After shipping eight referrals to Attorney General William Barr last spring, Rep. Devin Nunes, the ranking member of the panel, told Fox Business on Thursday that they have gathered enough evidence for "at least another five, possibly as many as 10" recommendations for prosecution as three U.S. attorneys conduct reviews of various aspects of the Russia investigation.
The California Republican said he and his GOP colleagues want to "get it right," but they plan to send the referrals within the next "week to 10 days or so." What exactly will appear in those referrals remains unclear, but Nunes explained what his investigators are examining.
"We now are looking at the overall Gen. Flynn investigation and how that was conducted and the rest of the Mueller team," he said. "And then, of course, as new information has come to light from the information that was declassified by acting Director of National Intelligence Ric Grenell, that information has also shown that there are other people who have lied or misled Congress or have, I think in some cases maybe, lied by omission, documents that were kept from Congress."
Story continues below
Grenell was replaced by former Rep.
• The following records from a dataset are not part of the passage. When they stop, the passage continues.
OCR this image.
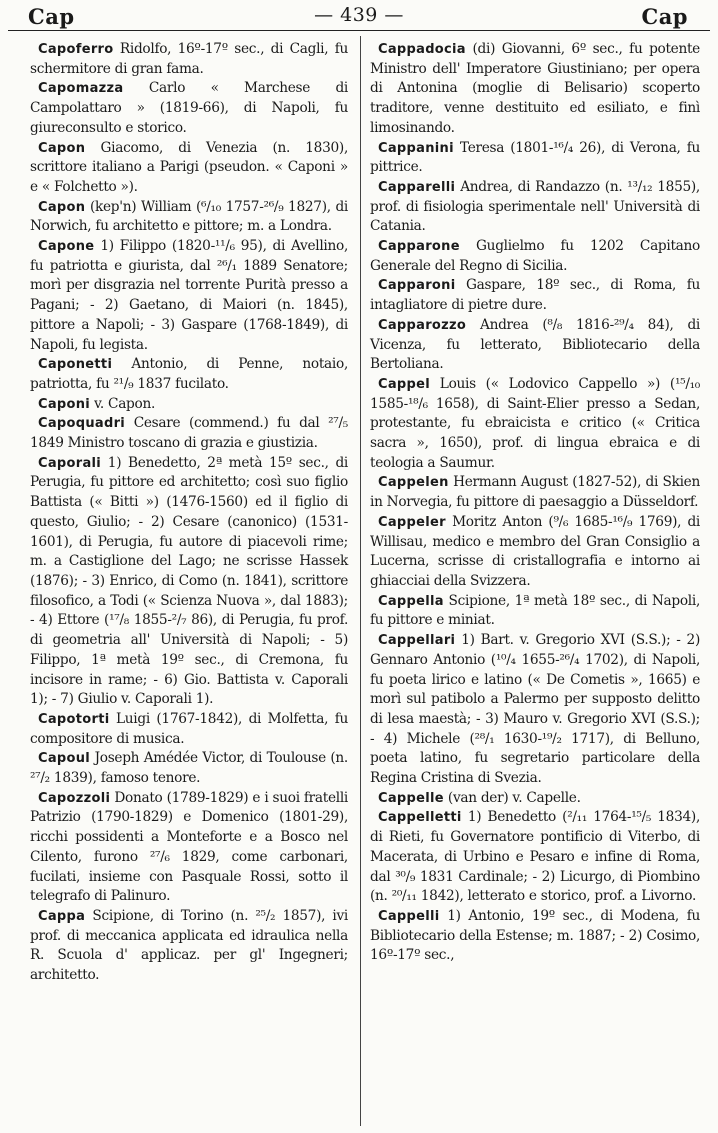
Cap	— 439 —	Cap

Capoferro Ridolfo, 16º-17º sec., di Cagli, fu schermitore di gran fama.

Capomazza Carlo « Marchese di Campolattaro » (1819-66), di Napoli, fu giureconsulto e storico.

Capon Giacomo, di Venezia (n. 1830), scrittore italiano a Parigi (pseudon. « Caponi » e « Folchetto »).

Capon (kep'n) William (⁶/₁₀ 1757-²⁶/₉ 1827), di Norwich, fu architetto e pittore; m. a Londra.

Capone 1) Filippo (1820-¹¹/₆ 95), di Avellino, fu patriotta e giurista, dal ²⁶/₁ 1889 Senatore; morì per disgrazia nel torrente Purità presso a Pagani; - 2) Gaetano, di Maiori (n. 1845), pittore a Napoli; - 3) Gaspare (1768-1849), di Napoli, fu legista.

Caponetti Antonio, di Penne, notaio, patriotta, fu ²¹/₉ 1837 fucilato.

Caponi v. Capon.

Capoquadri Cesare (commend.) fu dal ²⁷/₅ 1849 Ministro toscano di grazia e giustizia.

Caporali 1) Benedetto, 2ª metà 15º sec., di Perugia, fu pittore ed architetto; così suo figlio Battista (« Bitti ») (1476-1560) ed il figlio di questo, Giulio; - 2) Cesare (canonico) (1531-1601), di Perugia, fu autore di piacevoli rime; m. a Castiglione del Lago; ne scrisse Hassek (1876); - 3) Enrico, di Como (n. 1841), scrittore filosofico, a Todi (« Scienza Nuova », dal 1883); - 4) Ettore (¹⁷/₈ 1855-²/₇ 86), di Perugia, fu prof. di geometria all' Università di Napoli; - 5) Filippo, 1ª metà 19º sec., di Cremona, fu incisore in rame; - 6) Gio. Battista v. Caporali 1); - 7) Giulio v. Caporali 1).

Capotorti Luigi (1767-1842), di Molfetta, fu compositore di musica.

Capoul Joseph Amédée Victor, di Toulouse (n. ²⁷/₂ 1839), famoso tenore.

Capozzoli Donato (1789-1829) e i suoi fratelli Patrizio (1790-1829) e Domenico (1801-29), ricchi possidenti a Monteforte e a Bosco nel Cilento, furono ²⁷/₆ 1829, come carbonari, fucilati, insieme con Pasquale Rossi, sotto il telegrafo di Palinuro.

Cappa Scipione, di Torino (n. ²⁵/₂ 1857), ivi prof. di meccanica applicata ed idraulica nella R. Scuola d' applicaz. per gl' Ingegneri; architetto.

Cappadocia (di) Giovanni, 6º sec., fu potente Ministro dell' Imperatore Giustiniano; per opera di Antonina (moglie di Belisario) scoperto traditore, venne destituito ed esiliato, e finì limosinando.

Cappanini Teresa (1801-¹⁶/₄ 26), di Verona, fu pittrice.

Capparelli Andrea, di Randazzo (n. ¹³/₁₂ 1855), prof. di fisiologia sperimentale nell' Università di Catania.

Capparone Guglielmo fu 1202 Capitano Generale del Regno di Sicilia.

Capparoni Gaspare, 18º sec., di Roma, fu intagliatore di pietre dure.

Capparozzo Andrea (⁸/₈ 1816-²⁹/₄ 84), di Vicenza, fu letterato, Bibliotecario della Bertoliana.

Cappel Louis (« Lodovico Cappello ») (¹⁵/₁₀ 1585-¹⁸/₆ 1658), di Saint-Elier presso a Sedan, protestante, fu ebraicista e critico (« Critica sacra », 1650), prof. di lingua ebraica e di teologia a Saumur.

Cappelen Hermann August (1827-52), di Skien in Norvegia, fu pittore di paesaggio a Düsseldorf.

Cappeler Moritz Anton (⁹/₆ 1685-¹⁶/₉ 1769), di Willisau, medico e membro del Gran Consiglio a Lucerna, scrisse di cristallografia e intorno ai ghiacciai della Svizzera.

Cappella Scipione, 1ª metà 18º sec., di Napoli, fu pittore e miniat.

Cappellari 1) Bart. v. Gregorio XVI (S.S.); - 2) Gennaro Antonio (¹⁰/₄ 1655-²⁶/₄ 1702), di Napoli, fu poeta lirico e latino (« De Cometis », 1665) e morì sul patibolo a Palermo per supposto delitto di lesa maestà; - 3) Mauro v. Gregorio XVI (S.S.); - 4) Michele (²⁸/₁ 1630-¹⁹/₂ 1717), di Belluno, poeta latino, fu segretario particolare della Regina Cristina di Svezia.

Cappelle (van der) v. Capelle.

Cappelletti 1) Benedetto (²/₁₁ 1764-¹⁵/₅ 1834), di Rieti, fu Governatore pontificio di Viterbo, di Macerata, di Urbino e Pesaro e infine di Roma, dal ³⁰/₉ 1831 Cardinale; - 2) Licurgo, di Piombino (n. ²⁰/₁₁ 1842), letterato e storico, prof. a Livorno.

Cappelli 1) Antonio, 19º sec., di Modena, fu Bibliotecario della Estense; m. 1887; - 2) Cosimo, 16º-17º sec.,
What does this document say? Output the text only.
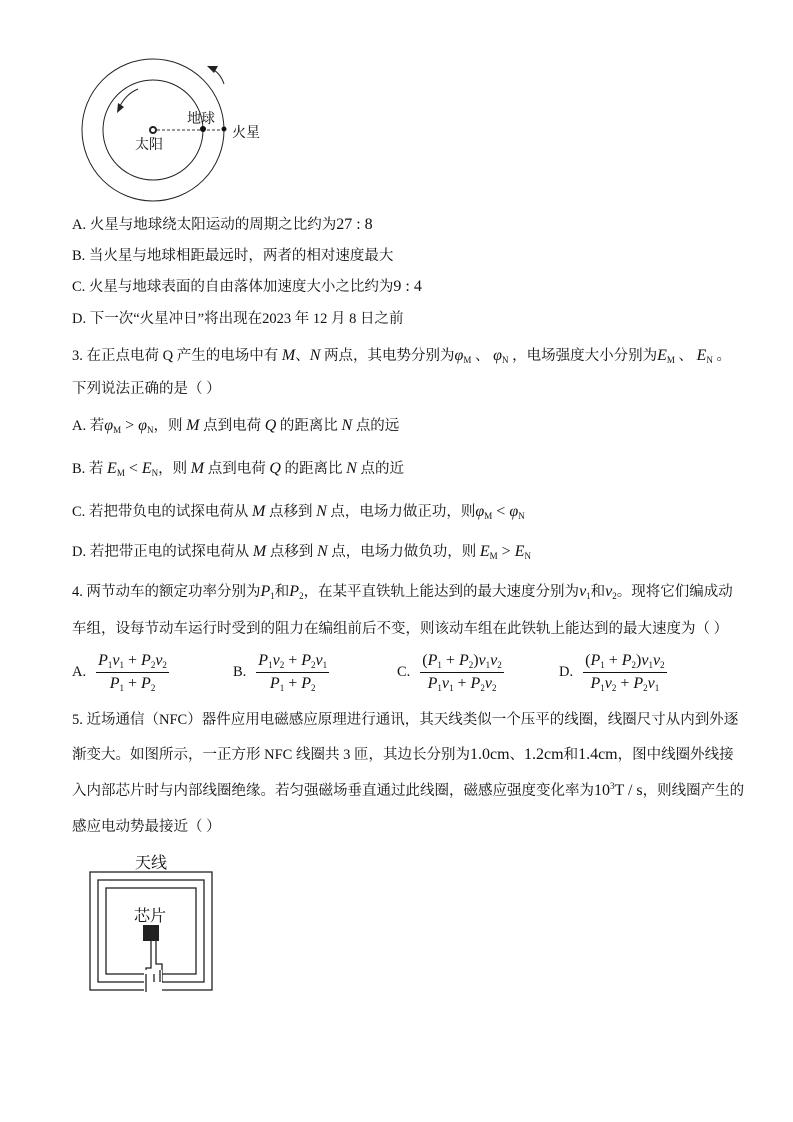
太阳
地球
火星
天线
芯片
A. 火星与地球绕太阳运动的周期之比约为27 : 8
B. 当火星与地球相距最远时，两者的相对速度最大
C. 火星与地球表面的自由落体加速度大小之比约为9 : 4
D. 下一次“火星冲日”将出现在2023 年 12 月 8 日之前
3. 在正点电荷 Q 产生的电场中有 M、N 两点，其电势分别为$\varphi_M$ 、 $\varphi_N$ ，电场强度大小分别为$E_M$ 、 $E_N$ 。
下列说法正确的是（ ）
A. 若$\varphi_M > \varphi_N$，则 M 点到电荷 Q 的距离比 N 点的远
B. 若 $E_M < E_N$，则 M 点到电荷 Q 的距离比 N 点的近
C. 若把带负电的试探电荷从 M 点移到 N 点，电场力做正功，则$\varphi_M < \varphi_N$
D. 若把带正电的试探电荷从 M 点移到 N 点，电场力做负功，则 $E_M > E_N$
4. 两节动车的额定功率分别为$P_1$和$P_2$，在某平直铁轨上能达到的最大速度分别为$v_1$和$v_2$。现将它们编成动
车组，设每节动车运行时受到的阻力在编组前后不变，则该动车组在此铁轨上能达到的最大速度为（ ）
5. 近场通信（NFC）器件应用电磁感应原理进行通讯，其天线类似一个压平的线圈，线圈尺寸从内到外逐
渐变大。如图所示，一正方形 NFC 线圈共 3 匝，其边长分别为1.0cm、1.2cm和1.4cm，图中线圈外线接
入内部芯片时与内部线圈绝缘。若匀强磁场垂直通过此线圈，磁感应强度变化率为$10^3T$ / s，则线圈产生的
感应电动势最接近（ ）
A. $\frac{P_1v_1 + P_2v_2}{P_1 + P_2}$	B. $\frac{P_1v_2 + P_2v_1}{P_1 + P_2}$	C. $\frac{(P_1 + P_2)v_1v_2}{P_1v_1 + P_2v_2}$	D. $\frac{(P_1 + P_2)v_1v_2}{P_1v_2 + P_2v_1}$
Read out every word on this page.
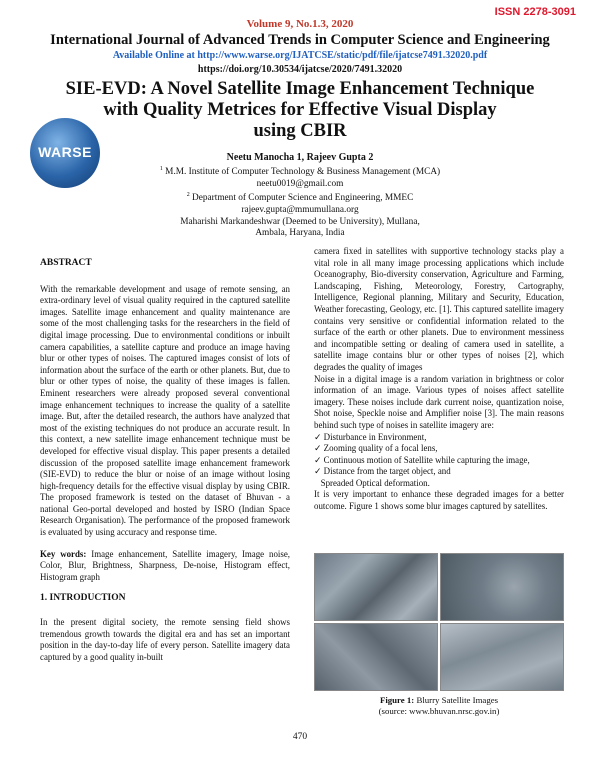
ISSN 2278-3091
Volume 9, No.1.3, 2020
International Journal of Advanced Trends in Computer Science and Engineering
Available Online at http://www.warse.org/IJATCSE/static/pdf/file/ijatcse7491.32020.pdf
https://doi.org/10.30534/ijatcse/2020/7491.32020
WARSE
SIE-EVD: A Novel Satellite Image Enhancement Technique
with Quality Metrices for Effective Visual Display
using CBIR
Neetu Manocha 1, Rajeev Gupta 2
$^1$ M.M. Institute of Computer Technology & Business Management (MCA)
neetu0019@gmail.com
$^2$ Department of Computer Science and Engineering, MMEC
rajeev.gupta@mmumullana.org
Maharishi Markandeshwar (Deemed to be University), Mullana,
Ambala, Haryana, India
ABSTRACT

With the remarkable development and usage of remote sensing, an extra-ordinary level of visual quality required in the captured satellite images. Satellite image enhancement and quality maintenance are some of the most challenging tasks for the researchers in the field of digital image processing. Due to environmental conditions or inbuilt camera capabilities, a satellite capture and produce an image having blur or other types of noises. The captured images consist of lots of information about the surface of the earth or other planets. But, due to blur or other types of noise, the quality of these images is fallen. Eminent researchers were already proposed several conventional image enhancement techniques to increase the quality of a satellite image. But, after the detailed research, the authors have analyzed that most of the existing techniques do not produce an accurate result. In this context, a new satellite image enhancement technique must be developed for effective visual display. This paper presents a detailed discussion of the proposed satellite image enhancement framework (SIE-EVD) to reduce the blur or noise of an image without losing high-frequency details for the effective visual display by using CBIR. The proposed framework is tested on the dataset of Bhuvan - a national Geo-portal developed and hosted by ISRO (Indian Space Research Organisation). The performance of the proposed framework is evaluated by using accuracy and response time.

Key words: Image enhancement, Satellite imagery, Image noise, Color, Blur, Brightness, Sharpness, De-noise, Histogram effect, Histogram graph

1. INTRODUCTION

In the present digital society, the remote sensing field shows tremendous growth towards the digital era and has set an important position in the day-to-day life of every person. Satellite imagery data captured by a good quality in-built

camera fixed in satellites with supportive technology stacks play a vital role in all many image processing applications which include Oceanography, Bio-diversity conservation, Agriculture and Farming, Landscaping, Fishing, Meteorology, Forestry, Cartography, Intelligence, Regional planning, Military and Security, Education, Weather forecasting, Geology, etc. [1]. This captured satellite imagery contains very sensitive or confidential information related to the surface of the earth or other planets. Due to environment messiness and incompatible setting or dealing of camera used in satellite, a satellite image contains blur or other types of noises [2], which degrades the quality of images

Noise in a digital image is a random variation in brightness or color information of an image. Various types of noises affect satellite imagery. These noises include dark current noise, quantization noise, Shot noise, Speckle noise and Amplifier noise [3]. The main reasons behind such type of noises in satellite imagery are:

✓ Disturbance in Environment,
✓ Zooming quality of a focal lens,
✓ Continuous motion of Satellite while capturing the image,
✓ Distance from the target object, and
Spreaded Optical deformation.

It is very important to enhance these degraded images for a better outcome. Figure 1 shows some blur images captured by satellites.

Figure 1: Blurry Satellite Images
(source: www.bhuvan.nrsc.gov.in)
470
John Ratcliffe late last month after the Texas Republican was confirmed by the Senate. During his three-month tenure as head of the U.S. Intelligence Community, Grenell declassified long-sought-after documents related to the case against former Trump national security adviser Michael Flynn and forced the hand of House Intelligence Committee Chairman Adam Schiff to release dozens of witness transcripts from the panel's own investigation into Russian interference in the 2016 election. Schiff accused Grenell of "selective declassification for political purposes."
The Republican inquiry in the House is a more understated effort than the one that is playing out in the Senate, which is in GOP control. There, two committees are leading the charge in conducting oversight of the Russia investigation.With no support from Democrats, the Senate Homeland Security and Governmental Affairs Committee voted to give Chairman Ron Johnson the authority to subpoena Obama officials in its review of the Russia inquiry. Sen. Lindsey Graham, the chairman of the Judiciary Committee, is also seeking subpoena power in his Crossfire Hurricane investigation, while Democrats on the panel say they want to hear more testimony from former special counsel Robert Mueller.
Nunes, who believes the government's intelligence powers were abused in an attempted "coup" against President Trump, stressed the need for "pure transparency." He teased what Republicans would do to escalate their investigation if they win back control of the House this year.
"We've got about 40 people that are on that list," he said, without naming anyone. "So, hopefully, if Republicans are put back in charge, we will be able to subpoena those people, but right now, we can’t."